Davis, who died Saturday, was at the top of his game, still young — 38 that year — and brimming with energy and ideas. He had that drive that few have to be the very best, and one of his methods was to divide the world into us vs. them, with the second group much the larger. He convinced himself that others were out to get him, which soon became a self-fulfilling prophesy.
He had left the Raiders in 1966 to become AFL commissioner, devising a strategy to force the established NFL to sue for peace by going after top NFL quarterbacks, including John Brodie of the 49ers. Davis’ strategy forced the merger, but he did not get the prize he wanted: commissioner of the expanded NFL.
“You couldn’t even get the votes of owners in our league,” said Raiders owner Wayne Valley, a plain-spoken man who then hired Davis back.
Valley wanted Davis to be a coach and general manager, but Davis wanted no more of coaching. Instead, he came back as managing general partner, as Valley arranged for him to buy 10 percent of the club. Since the book value of the Raiders was only $185,000, Davis bought in for $18,500.
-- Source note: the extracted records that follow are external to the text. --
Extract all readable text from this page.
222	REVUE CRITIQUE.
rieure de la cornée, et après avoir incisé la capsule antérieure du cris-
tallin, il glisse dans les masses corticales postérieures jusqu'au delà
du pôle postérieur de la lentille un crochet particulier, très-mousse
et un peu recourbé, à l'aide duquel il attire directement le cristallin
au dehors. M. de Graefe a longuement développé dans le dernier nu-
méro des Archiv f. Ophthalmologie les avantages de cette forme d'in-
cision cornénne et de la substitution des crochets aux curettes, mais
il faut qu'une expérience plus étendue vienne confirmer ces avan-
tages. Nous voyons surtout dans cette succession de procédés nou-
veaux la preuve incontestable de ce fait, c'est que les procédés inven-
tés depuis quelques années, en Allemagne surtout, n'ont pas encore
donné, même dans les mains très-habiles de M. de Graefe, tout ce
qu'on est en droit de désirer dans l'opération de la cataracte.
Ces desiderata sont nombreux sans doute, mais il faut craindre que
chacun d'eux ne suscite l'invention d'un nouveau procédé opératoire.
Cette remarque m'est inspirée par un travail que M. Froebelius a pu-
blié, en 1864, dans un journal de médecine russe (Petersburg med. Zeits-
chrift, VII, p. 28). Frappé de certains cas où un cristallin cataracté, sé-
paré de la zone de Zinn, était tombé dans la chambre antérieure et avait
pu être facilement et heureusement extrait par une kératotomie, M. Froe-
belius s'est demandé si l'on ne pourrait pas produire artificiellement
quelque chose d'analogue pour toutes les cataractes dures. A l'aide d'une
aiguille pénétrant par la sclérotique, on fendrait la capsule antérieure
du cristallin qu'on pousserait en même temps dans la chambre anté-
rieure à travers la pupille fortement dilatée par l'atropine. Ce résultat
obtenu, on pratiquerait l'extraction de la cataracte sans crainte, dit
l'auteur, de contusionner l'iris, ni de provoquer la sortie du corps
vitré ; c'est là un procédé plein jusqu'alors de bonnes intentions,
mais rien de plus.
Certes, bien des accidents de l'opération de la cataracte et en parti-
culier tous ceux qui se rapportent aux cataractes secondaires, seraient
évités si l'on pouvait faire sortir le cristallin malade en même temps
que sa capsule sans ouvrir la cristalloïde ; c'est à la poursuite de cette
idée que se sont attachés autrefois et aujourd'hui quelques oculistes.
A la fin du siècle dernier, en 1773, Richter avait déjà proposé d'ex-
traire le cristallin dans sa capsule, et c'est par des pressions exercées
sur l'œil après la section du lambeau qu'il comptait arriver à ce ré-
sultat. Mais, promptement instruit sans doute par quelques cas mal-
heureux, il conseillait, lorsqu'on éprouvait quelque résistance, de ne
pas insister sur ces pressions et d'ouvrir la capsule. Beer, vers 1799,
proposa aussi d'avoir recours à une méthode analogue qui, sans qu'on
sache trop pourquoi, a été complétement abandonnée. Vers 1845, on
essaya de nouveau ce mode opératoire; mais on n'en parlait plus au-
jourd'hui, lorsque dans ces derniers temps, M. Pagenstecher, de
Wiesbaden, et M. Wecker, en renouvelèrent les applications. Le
Davis didn’t coach long enough for anybody to make predictions about his coaching future, but he was brilliant at putting a team together. He had help from Ron Wolf, who started a long and successful career as a pro football executive under Davis; it was Wolf who convinced Davis to draft Ken Stabler in 1968. Scotty Stirling, then the general manager, and coach John Rauch convinced Davis to trade for quarterback Daryle Lamonica before the 1967 season. Davis was reluctant because he didn’t want to give up receiver Art Powell.
But Davis was usually the one who made the big moves. He had a great eye for spotting talent that was unrecognized by other teams. Denver provided him with a couple of big opportunities. Willie Brown was languishing there, seldom playing, but Davis recognized a player who would be perfect in the bump-and-run pass defense the Raiders were using, at a time when most pro teams used zone defenses. Brown became a Hall of Fame defensive back for the Raiders. Davis traded for Hewritt Dixon, who had been playing tight end for the Denver Broncos, and turned him into a fullback who was also capable of going deep for a pass.
He drafted running back Kent McCloughan and turned him into a cornerback who slowed down even Lance Alworth, the best receiver in pro football at the time, before he sustained a career-ending knee injury. He picked up Ben Davidson and Isaac Lassiter off the waiver wire and they become the cornerstones of a defensive line that set a pro record for most sacks in a season, along with Tom Keating, obtained in a Davis trade in 1965.
He wasn’t an innovator; he brought Sid Gillman’s offense from the San Diego Chargers north. But he made the absolute most of that offense, using both speedy backs such as Clem Daniels and Charlie Smith, as well as receivers for quick strikes.
Davis had a long run of success, from the time of the Raiders’ first Super Bowl, in 1967, to the late ’80s, when the team was in Los Angeles. Like an aging athlete, he stayed on stage too long and the magic evaporated. But I’ll never forget how brilliant he was in the early years, and how much I learned from him.